Hm.  I would have phrased this differently- it isn’t that Anatoly’s assumptions are wrong – its just that the exercise Anatoly takes on is looking at how to satisfy BPM-style problems with ACM-style claimed feature-sets.  Anatoly would state it differently: How to satisfy enterprise level problems his customers are asking him to address, with ACM-style claimed feature-sets.  And, to consider whether you can solve enterprise style case management problems without paying attention to key issues of architecture, data entities, process architecture, etc.

The comments section reveal a very interesting discussion between Keith and Anatoly – well worth reading (thankfully BPM and ACM posts do not get cluttered with 100’s of comments like tech crunch articles!).

In one of his comments, Keith wraps with:

Hopefully this clarifies my point: while ACM capabilities may be a feature of a BPMS, ACM in general is not JUST a feature of a BPMS. To say the latter would be misleading.

Given that ACM describes an “approach” rather than a technology, of course this is true.  Likewise, BPM capabilities are not just a feature of a BPMS… I’d consider this a tautology.  I think what Anatoly was exploring is whether ACM software will survive as a standalone / separate market, or whether it will be collapsed with BPM software as a market. (Thus, feature vs. paradigm)

I might be projecting my own impressions onto his writing, however.

Interesting conclusions in Keith’s post, first this bit:

  • BPM needs process architecture, ACM has no such need
  • In BPM the person who designs the process needs to be a data architect, but in ACM these are different roles.  The person who designes the “process” does not need to be a data architect.
  • BPM needs strong capabilities for integration, but in ACM there is little or no need for field-level integration.  ACM can work well with documents,  reports, and links to other application user interface.

And Keith asks: isn’t this enough to make it different?  Well, in technical terms, no.  But in terms of “approach”, yes.

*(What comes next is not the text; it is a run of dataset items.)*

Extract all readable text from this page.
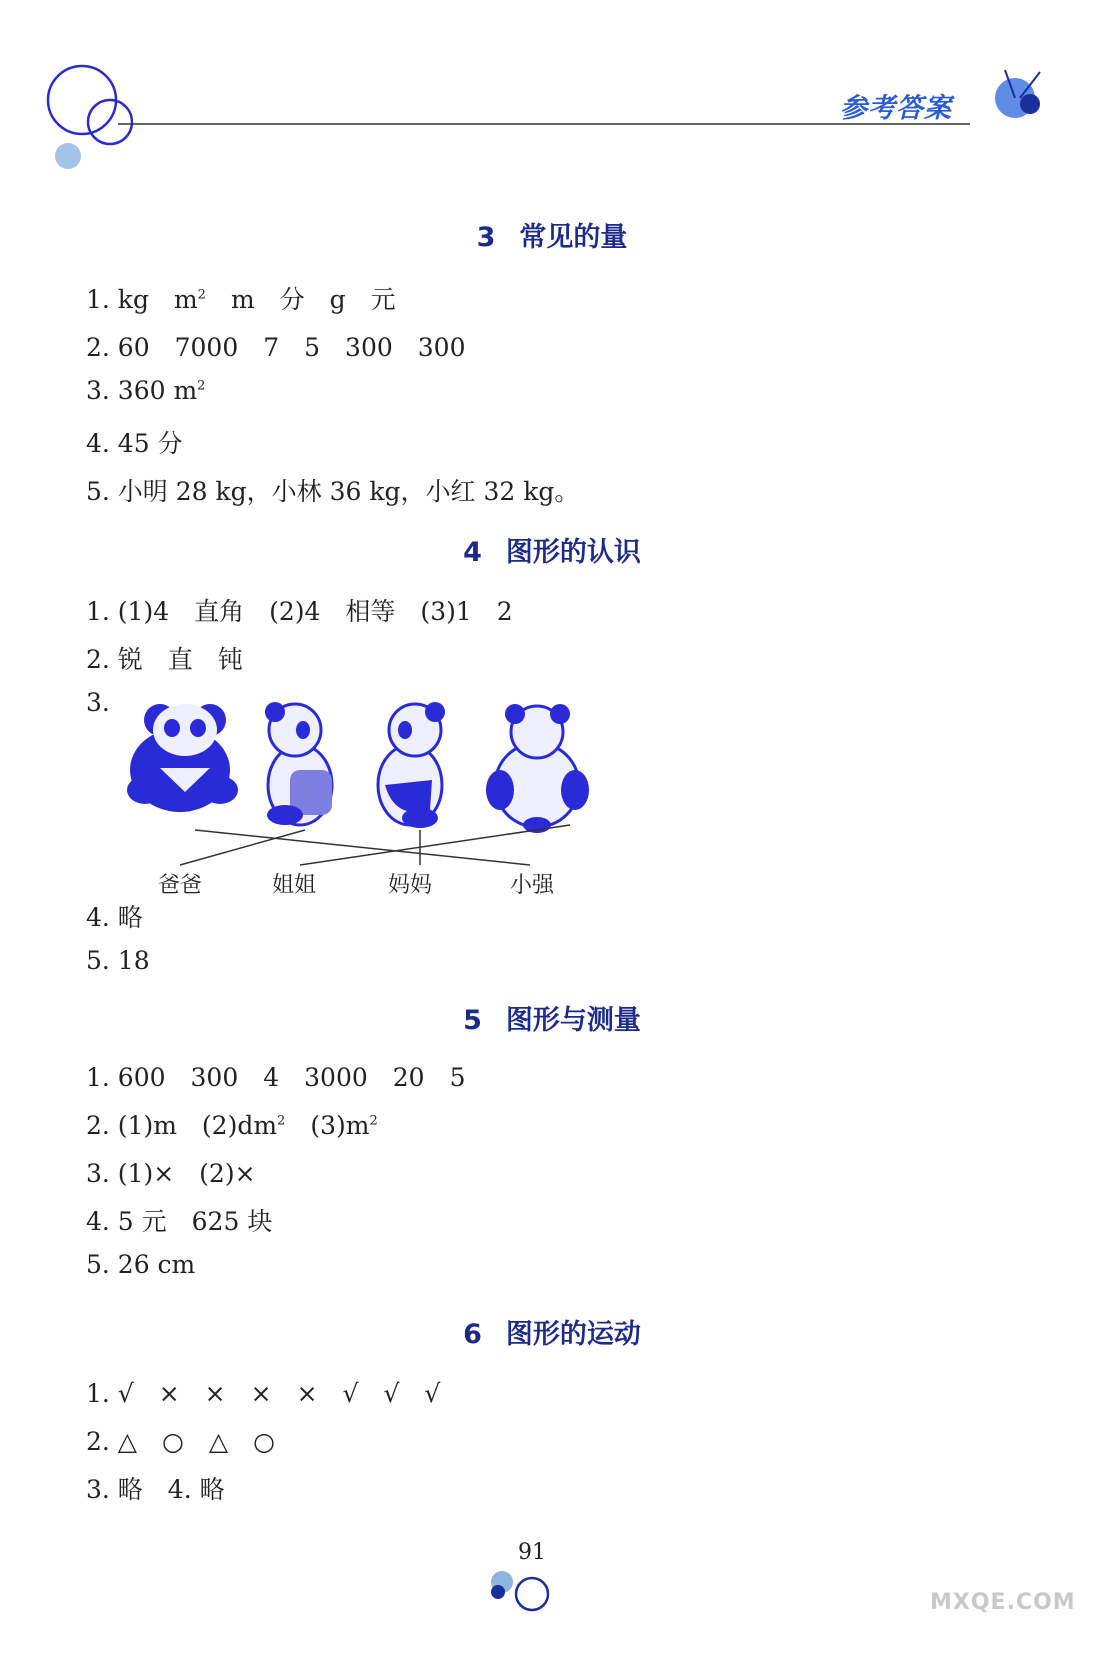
参考答案
3 常见的量
1. kg　$m^2$　m　分　g　元
2. 60　7000　7　5　300　300
3. 360 $m^2$
4. 45 分
5. 小明 28 kg，小林 36 kg，小红 32 kg。
4 图形的认识
1. (1)4　直角　(2)4　相等　(3)1　2
2. 锐　直　钝
3.
爸爸	姐姐	妈妈	小强
4. 略
5. 18
5 图形与测量
1. 600　300　4　3000　20　5
2. (1)m　$(2)dm^2$　$(3)m^2$
3. (1)×　(2)×
4. 5 元　625 块
5. 26 cm
6 图形的运动
1. √　×　×　×　×　√　√　√
2. △　○　△　○
3. 略　4. 略
91
MXQE.COM
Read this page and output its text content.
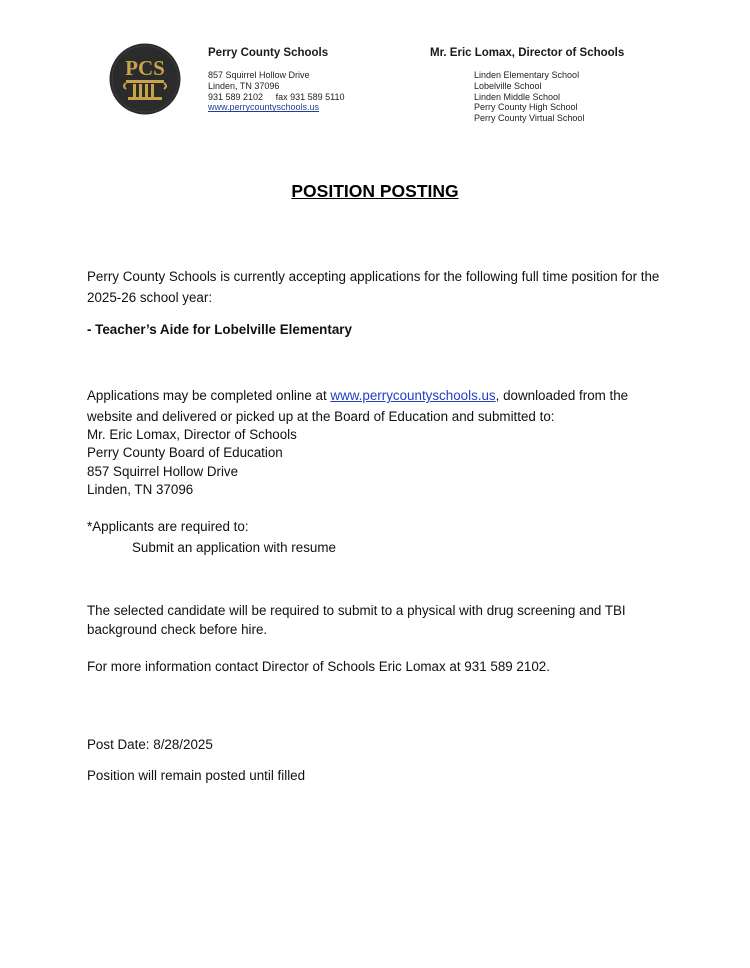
PCS
Perry County Schools
857 Squirrel Hollow Drive
Linden, TN 37096
931 589 2102 fax 931 589 5110
www.perrycountyschools.us
Mr. Eric Lomax, Director of Schools
Linden Elementary School
Lobelville School
Linden Middle School
Perry County High School
Perry County Virtual School
POSITION POSTING

Perry County Schools is currently accepting applications for the following full time position for the 2025-26 school year:

- Teacher’s Aide for Lobelville Elementary

Applications may be completed online at www.perrycountyschools.us, downloaded from the website and delivered or picked up at the Board of Education and submitted to:

Mr. Eric Lomax, Director of Schools
Perry County Board of Education
857 Squirrel Hollow Drive
Linden, TN 37096
*Applicants are required to:
Submit an application with resume

The selected candidate will be required to submit to a physical with drug screening and TBI background check before hire.

For more information contact Director of Schools Eric Lomax at 931 589 2102.

Post Date: 8/28/2025

Position will remain posted until filled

You can implement (and I have implemented) processes that required no “architecture”, “data architecture”, nor “integration”.  Typically those aren’t the kinds of processes people pay consultants to help them develop however, so I haven’t worked on that many of them. But it is definitely a different approach to start with the assumption that you won’t do these things.

Keith wraps with:

BPM systems will gain ACM-like features, but few doctors, policemen, and lawyers will use that.

Social Business Software like Jive, SharePoint, Quad, Chatter, and Connections will gain ACM-like features as well, and will be far more successful than the BPM systems, because those are systems that the doctors, policemen, and lawyers will use.

How funny.  I end up agreeing it is a feature of something, just not a feature of BPM.  🙂

I, too, find it ironic that Keith finally agrees ACM is a feature of something else (from a technical perspective)!  I think, by extension, ACM can be considered a (potential) feature of BPM.  And Keith may be right- that doctors, policemen, and lawyers will be using one of these other products (SharePoint? I doubt it) – but I wouldn’t jump to the conclusion that they won’t see BPM in their lives given all the government investment in process that’s happening.

Update: the discussion has moved to ebizQ now, thanks to Peter Schooff.